I would like to see all current services scrapped and replaced by a physician led service with specialist nurses to help patients with pacing and symptomatic treatment based on the model used for other serious chronic physical conditions such as Parkinson's Disease, asthma and diabetes. See
my article here.
It is all very well just asking clinics what they do - they will tell you what you want to hear. And involving patients is only sensible if those patients are fully informed about the research and the pitfalls of sticking with the present system. It is all too easy for a group of ''patients'' who may or may not have ME and who have been brainwashed by the likes of the Lightening Process to be rallied by a local LP practitioner and to make representations to the local clinical commissioning group that this is what should be commissioned in their area. If AfME is to be any real use it needs to take a lead on recommending a better model than the current therapist based CFS and IAPT services. We should be moving away from that model altogether. It has failed us.
In this context I would also point you to Professor
@Jonathan Edwards' recent
letter to the head of the MRC, particularly this paragraph:
In the longer term, PACE continues to have a disastrous effect on clinical care, equally relevant to research. It seems likely that treatments are being provided that do not work and cause distress. PACE is a major prop for the £1B expansion of so-called evidence-based therapies proposed now not just for ME but for any unexplained symptoms. The more I see the more I suspect none of this ‘evidence’ means much. Even Simon Wessely, who helped set PACE in train, is looking on, like the Sourcerer’s Apprentice, as PACE is used to underpin subcontracting care to providers whose staff are not even formally trained in CBT, let alone have useful knowledge of the illness. Commissioning groups are dispensing with physician contact. Whereas in the past physicians like Stephen and I could gain experience with the clinical picture and ponder possible causes we are faced with a future in which nobody even knows what the problem is that requires scientific input.

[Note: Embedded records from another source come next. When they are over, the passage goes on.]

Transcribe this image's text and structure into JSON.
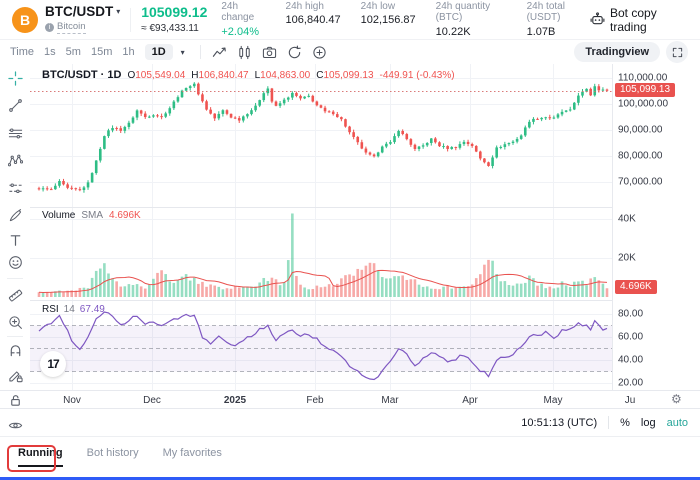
{
  "header": {
    "pair": "BTC/USDT",
    "coin_initial": "B",
    "coin_name": "Bitcoin",
    "last_price": "105099.12",
    "fiat_price": "≈ €93,433.11",
    "stats": [
      {
        "label": "24h change",
        "value": "+2.04%"
      },
      {
        "label": "24h high",
        "value": "106,840.47"
      },
      {
        "label": "24h low",
        "value": "102,156.87"
      },
      {
        "label": "24h quantity (BTC)",
        "value": "10.22K"
      },
      {
        "label": "24h total (USDT)",
        "value": "1.07B"
      }
    ],
    "bot_copy_trading": "Bot copy trading"
  },
  "toolbar": {
    "time_label": "Time",
    "intervals": [
      "1s",
      "5m",
      "15m",
      "1h",
      "1D"
    ],
    "active_interval": "1D",
    "tradingview_label": "Tradingview"
  },
  "sidebar_tools": [
    "crosshair",
    "trend-line",
    "parallel-lines",
    "xabcd-pattern",
    "forecast",
    "brush",
    "text",
    "emoji",
    "ruler",
    "zoom-in",
    "magnet",
    "draw-lock",
    "lock",
    "eye"
  ],
  "legend": {
    "title": "BTC/USDT · 1D",
    "o_label": "O",
    "o": "105,549.04",
    "h_label": "H",
    "h": "106,840.47",
    "l_label": "L",
    "l": "104,863.00",
    "c_label": "C",
    "c": "105,099.13",
    "change": "-449.91 (-0.43%)"
  },
  "volume_legend": {
    "title": "Volume",
    "sma_label": "SMA",
    "sma_value": "4.696K"
  },
  "rsi_legend": {
    "title": "RSI",
    "period": "14",
    "value": "67.49"
  },
  "axes": {
    "price_ticks": [
      "110,000.00",
      "100,000.00",
      "90,000.00",
      "80,000.00",
      "70,000.00"
    ],
    "price_badge": "105,099.13",
    "volume_ticks": [
      "40K",
      "20K"
    ],
    "volume_badge": "4.696K",
    "rsi_ticks": [
      "80.00",
      "60.00",
      "40.00",
      "20.00"
    ],
    "time_ticks": [
      "Nov",
      "Dec",
      "2025",
      "Feb",
      "Mar",
      "Apr",
      "May",
      "Ju"
    ]
  },
  "footer_bar": {
    "clock": "10:51:13 (UTC)",
    "percent": "%",
    "log": "log",
    "auto": "auto"
  },
  "tabs": [
    {
      "label": "Running",
      "active": true
    },
    {
      "label": "Bot history",
      "active": false
    },
    {
      "label": "My favorites",
      "active": false
    }
  ],
  "icons": {
    "chevron_down": "▾",
    "gear": "⚙",
    "watermark_text": "17"
  },
  "colors": {
    "up": "#2ebd85",
    "down": "#ef5350",
    "badge_red": "#e9524f",
    "rsi_purple": "#7e57c2",
    "accent_green": "#0dbd8b",
    "annotation_red": "#e23b3b",
    "bottom_bar_blue": "#2e5bf7",
    "brand_orange": "#f7931a",
    "teal": "#26a69a",
    "grid": "#f0f2f6",
    "divider": "#e6e8ed"
  },
  "chart_data": {
    "type": "candlestick",
    "pair": "BTC/USDT",
    "interval": "1D",
    "panes": [
      "price",
      "volume",
      "rsi"
    ],
    "n_candles": 140,
    "last_price": 105099.13,
    "price_axis_k": [
      110,
      100,
      90,
      80,
      70
    ],
    "price_ylim_k": [
      60,
      115
    ],
    "volume_axis_k": [
      40,
      20
    ],
    "rsi_axis": [
      80,
      60,
      40,
      20
    ],
    "rsi_bands": [
      70,
      50,
      30
    ],
    "rsi_last": 67.49,
    "volume_sma_last_k": 4.696,
    "x_months": [
      "Nov",
      "Dec",
      "2025",
      "Feb",
      "Mar",
      "Apr",
      "May",
      "Ju"
    ],
    "close_anchors_k": [
      [
        0,
        67.5
      ],
      [
        3,
        67.0
      ],
      [
        5,
        70.0
      ],
      [
        7,
        67.5
      ],
      [
        10,
        66.8
      ],
      [
        12,
        69.5
      ],
      [
        14,
        78.0
      ],
      [
        16,
        88.0
      ],
      [
        18,
        91.0
      ],
      [
        20,
        90.0
      ],
      [
        22,
        92.5
      ],
      [
        24,
        97.5
      ],
      [
        26,
        95.0
      ],
      [
        28,
        96.0
      ],
      [
        30,
        95.0
      ],
      [
        32,
        98.5
      ],
      [
        34,
        103.0
      ],
      [
        36,
        106.5
      ],
      [
        38,
        107.5
      ],
      [
        39,
        104.0
      ],
      [
        41,
        98.0
      ],
      [
        43,
        94.5
      ],
      [
        45,
        97.5
      ],
      [
        47,
        95.0
      ],
      [
        49,
        94.0
      ],
      [
        51,
        96.5
      ],
      [
        53,
        99.0
      ],
      [
        55,
        104.5
      ],
      [
        56,
        106.0
      ],
      [
        57,
        101.0
      ],
      [
        58,
        99.0
      ],
      [
        60,
        101.5
      ],
      [
        62,
        104.0
      ],
      [
        64,
        102.0
      ],
      [
        66,
        103.0
      ],
      [
        68,
        99.5
      ],
      [
        70,
        97.0
      ],
      [
        72,
        96.5
      ],
      [
        74,
        94.0
      ],
      [
        76,
        89.0
      ],
      [
        78,
        85.0
      ],
      [
        80,
        81.0
      ],
      [
        82,
        79.5
      ],
      [
        84,
        84.0
      ],
      [
        86,
        85.0
      ],
      [
        88,
        90.0
      ],
      [
        90,
        86.5
      ],
      [
        92,
        82.5
      ],
      [
        94,
        84.0
      ],
      [
        96,
        86.5
      ],
      [
        98,
        84.0
      ],
      [
        100,
        83.0
      ],
      [
        102,
        83.5
      ],
      [
        104,
        85.5
      ],
      [
        106,
        84.0
      ],
      [
        108,
        79.0
      ],
      [
        110,
        76.5
      ],
      [
        112,
        83.0
      ],
      [
        114,
        84.5
      ],
      [
        116,
        85.5
      ],
      [
        118,
        88.0
      ],
      [
        120,
        93.5
      ],
      [
        122,
        94.5
      ],
      [
        124,
        95.0
      ],
      [
        126,
        94.5
      ],
      [
        128,
        97.0
      ],
      [
        130,
        97.5
      ],
      [
        132,
        103.5
      ],
      [
        134,
        105.5
      ],
      [
        135,
        103.5
      ],
      [
        136,
        107.0
      ],
      [
        137,
        105.5
      ],
      [
        138,
        105.55
      ],
      [
        139,
        105.1
      ]
    ],
    "volume_anchors_k": [
      [
        0,
        2.5
      ],
      [
        8,
        3
      ],
      [
        12,
        5
      ],
      [
        14,
        12
      ],
      [
        16,
        15
      ],
      [
        18,
        10
      ],
      [
        20,
        6
      ],
      [
        24,
        8
      ],
      [
        26,
        4
      ],
      [
        30,
        14
      ],
      [
        32,
        7
      ],
      [
        36,
        11
      ],
      [
        38,
        9
      ],
      [
        41,
        6
      ],
      [
        45,
        4
      ],
      [
        49,
        5
      ],
      [
        53,
        6
      ],
      [
        55,
        9
      ],
      [
        58,
        8
      ],
      [
        60,
        7
      ],
      [
        62,
        38
      ],
      [
        63,
        9
      ],
      [
        66,
        4
      ],
      [
        68,
        6
      ],
      [
        70,
        5
      ],
      [
        74,
        8
      ],
      [
        76,
        14
      ],
      [
        78,
        12
      ],
      [
        80,
        17
      ],
      [
        82,
        15
      ],
      [
        84,
        9
      ],
      [
        86,
        8
      ],
      [
        88,
        13
      ],
      [
        90,
        10
      ],
      [
        92,
        9
      ],
      [
        94,
        6
      ],
      [
        96,
        5
      ],
      [
        100,
        5
      ],
      [
        104,
        5
      ],
      [
        106,
        6
      ],
      [
        108,
        14
      ],
      [
        110,
        21
      ],
      [
        112,
        13
      ],
      [
        114,
        7
      ],
      [
        116,
        5
      ],
      [
        118,
        7
      ],
      [
        120,
        11
      ],
      [
        122,
        7
      ],
      [
        124,
        5
      ],
      [
        126,
        5
      ],
      [
        128,
        7
      ],
      [
        130,
        5
      ],
      [
        132,
        9
      ],
      [
        134,
        7
      ],
      [
        136,
        9
      ],
      [
        138,
        6
      ],
      [
        139,
        4
      ]
    ],
    "rsi_anchors": [
      [
        0,
        66
      ],
      [
        3,
        73
      ],
      [
        5,
        80
      ],
      [
        8,
        57
      ],
      [
        10,
        50
      ],
      [
        12,
        60
      ],
      [
        14,
        75
      ],
      [
        16,
        83
      ],
      [
        18,
        79
      ],
      [
        20,
        71
      ],
      [
        22,
        74
      ],
      [
        24,
        79
      ],
      [
        26,
        71
      ],
      [
        28,
        73
      ],
      [
        30,
        69
      ],
      [
        32,
        73
      ],
      [
        34,
        77
      ],
      [
        36,
        80
      ],
      [
        38,
        78
      ],
      [
        40,
        60
      ],
      [
        42,
        53
      ],
      [
        44,
        60
      ],
      [
        46,
        54
      ],
      [
        48,
        51
      ],
      [
        50,
        57
      ],
      [
        52,
        61
      ],
      [
        54,
        67
      ],
      [
        56,
        69
      ],
      [
        58,
        57
      ],
      [
        60,
        62
      ],
      [
        62,
        66
      ],
      [
        64,
        61
      ],
      [
        66,
        62
      ],
      [
        68,
        58
      ],
      [
        70,
        52
      ],
      [
        72,
        48
      ],
      [
        74,
        42
      ],
      [
        76,
        35
      ],
      [
        78,
        30
      ],
      [
        80,
        24
      ],
      [
        82,
        22
      ],
      [
        84,
        30
      ],
      [
        86,
        40
      ],
      [
        88,
        50
      ],
      [
        90,
        44
      ],
      [
        92,
        36
      ],
      [
        94,
        41
      ],
      [
        96,
        47
      ],
      [
        98,
        42
      ],
      [
        100,
        39
      ],
      [
        102,
        41
      ],
      [
        104,
        45
      ],
      [
        106,
        39
      ],
      [
        108,
        31
      ],
      [
        110,
        27
      ],
      [
        112,
        39
      ],
      [
        114,
        43
      ],
      [
        116,
        45
      ],
      [
        118,
        51
      ],
      [
        120,
        60
      ],
      [
        122,
        62
      ],
      [
        124,
        64
      ],
      [
        126,
        60
      ],
      [
        128,
        65
      ],
      [
        130,
        66
      ],
      [
        132,
        71
      ],
      [
        134,
        69
      ],
      [
        135,
        65
      ],
      [
        136,
        74
      ],
      [
        137,
        70
      ],
      [
        138,
        66
      ],
      [
        139,
        67.49
      ]
    ],
    "noise_k": 0.8,
    "wick_k": 0.9
  }
}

Finally, for the sake of patients, AfME should break all ties with BACME and not make any statements in support of its approaches to treatment.
It should also dissociate itself fully from Esther Crawley and make a statement about the fact that her research methodology is as bad as, and often worse than PACE. For example, you should be warning parents with children about the pitfalls of the approaches being used in the FITNET trial and pointing out the flaws in the claims that the Dutch study showed the method being tested in FITNET to be effective.
AfME should also not use therapists to educate doctors about ME - this should be done by medical doctors with up to date knowledge of research, and by expert patients who can tell the story from a patient's point of view.